Takagi, R.; Hata, S.; Tei, C.; Mabuchi, A.; Anzai, R.; Fukuyama, M.; Yamamoto, S.; Chinen, T.; Toyoda, A.; Kitagawa, D.

CRISPR-mediated endogenous tagging is a powerful gene editing technique for studying protein dynamics and function in their native cellular environment. While the use of 5\' modified DNA donors has emerged as a promising strategy to improve the typically low efficiency of knock-in gene editing, the underlying mechanisms remain poorly understood. In this study, we conducted a comprehensive analysis of end- modified long linear dsDNA donors in CRISPR-mediated endogenous tagging in human non-transformed cells. In-depth analysis of repair patterns reveals that 5\' biotinylation of dsDNA donors significantly reduces imprecise insertions, thereby enhancing homology-directed repair (HDR)-mediated precise insertion efficiency.

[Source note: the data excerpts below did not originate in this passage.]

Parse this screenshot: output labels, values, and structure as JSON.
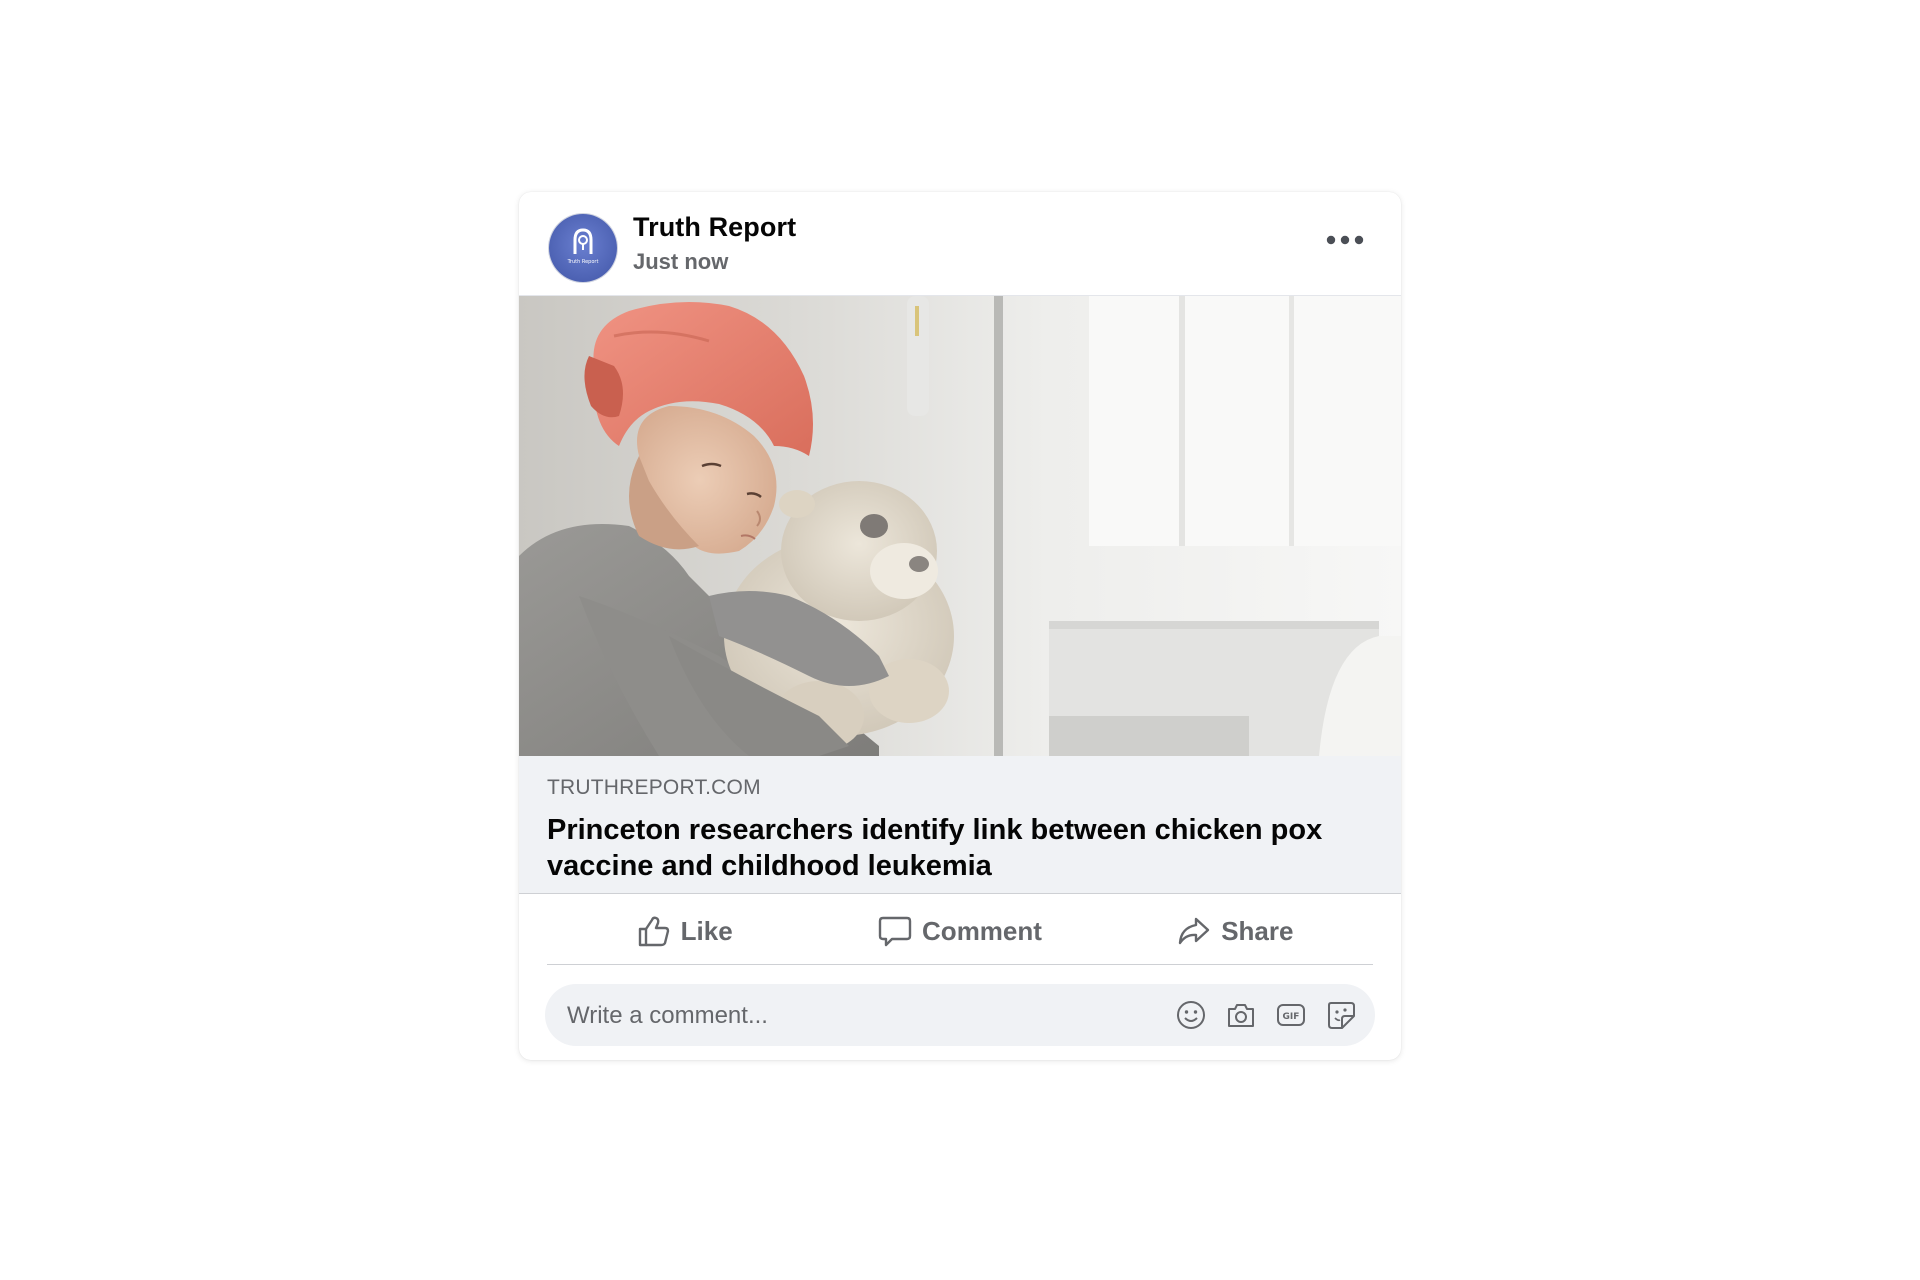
{
  "post": {
    "page_name": "Truth Report",
    "timestamp": "Just now",
    "avatar_text": "Truth Report",
    "link": {
      "domain": "TRUTHREPORT.COM",
      "headline": "Princeton researchers identify link between chicken pox vaccine and childhood leukemia"
    },
    "actions": {
      "like": "Like",
      "comment": "Comment",
      "share": "Share"
    },
    "comment_box": {
      "placeholder": "Write a comment..."
    }
  },
  "colors": {
    "avatar_bg": "#4d62b3",
    "text_primary": "#050505",
    "text_secondary": "#65676b",
    "preview_bg": "#f0f2f5",
    "headscarf": "#e8826f"
  },
  "icons": {
    "more": "more-dots-icon",
    "like": "thumbs-up-icon",
    "comment": "speech-bubble-icon",
    "share": "share-arrow-icon",
    "emoji": "smiley-icon",
    "camera": "camera-icon",
    "gif": "gif-icon",
    "sticker": "sticker-icon"
  }
}
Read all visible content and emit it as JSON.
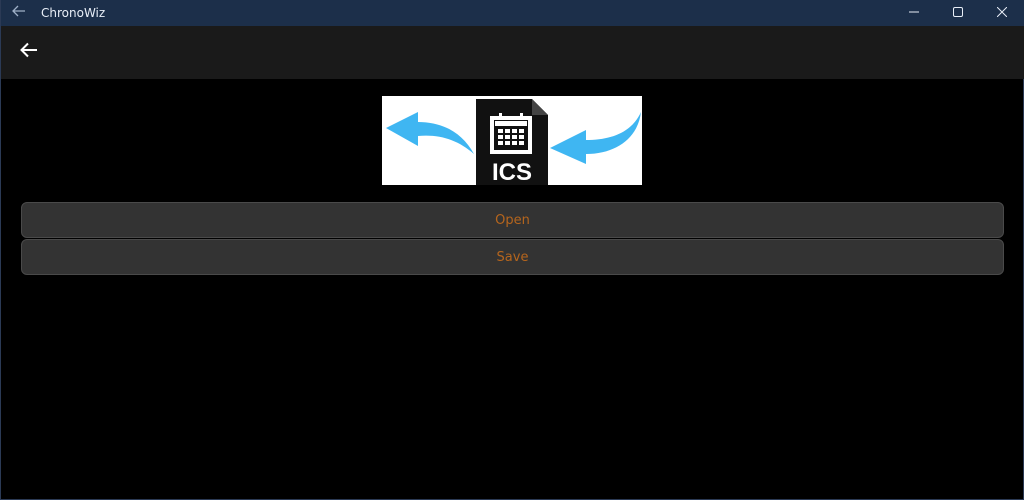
{
  "window": {
    "title": "ChronoWiz"
  },
  "icons": {
    "titlebar_back": "arrow-left-icon",
    "minimize": "minimize-icon",
    "maximize": "maximize-icon",
    "close": "close-icon",
    "nav_back": "arrow-left-icon"
  },
  "image": {
    "label": "ICS"
  },
  "actions": {
    "open_label": "Open",
    "save_label": "Save"
  },
  "colors": {
    "titlebar": "#1c2f4a",
    "header": "#1a1a1a",
    "background": "#000000",
    "button_bg": "#333333",
    "button_text": "#b5651d",
    "arrow_blue": "#3fb6f2"
  }
}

Notably, the impact of biotinylation on repair patterns resembles that of non- homologous end joining (NHEJ) pathway inhibition, suggesting its role in preventing NHEJ-mediated mis-integration. Moreover, combining biotin modification with NHEJ inhibitor treatment further improves bi-allelic knock-in efficiency. Overall, this study provides novel insights into the mechanisms by which 5\' modifications enhance precise knock-ins and demonstrates their potential for achieving high-efficient, prercise endogenous tagging in human cells.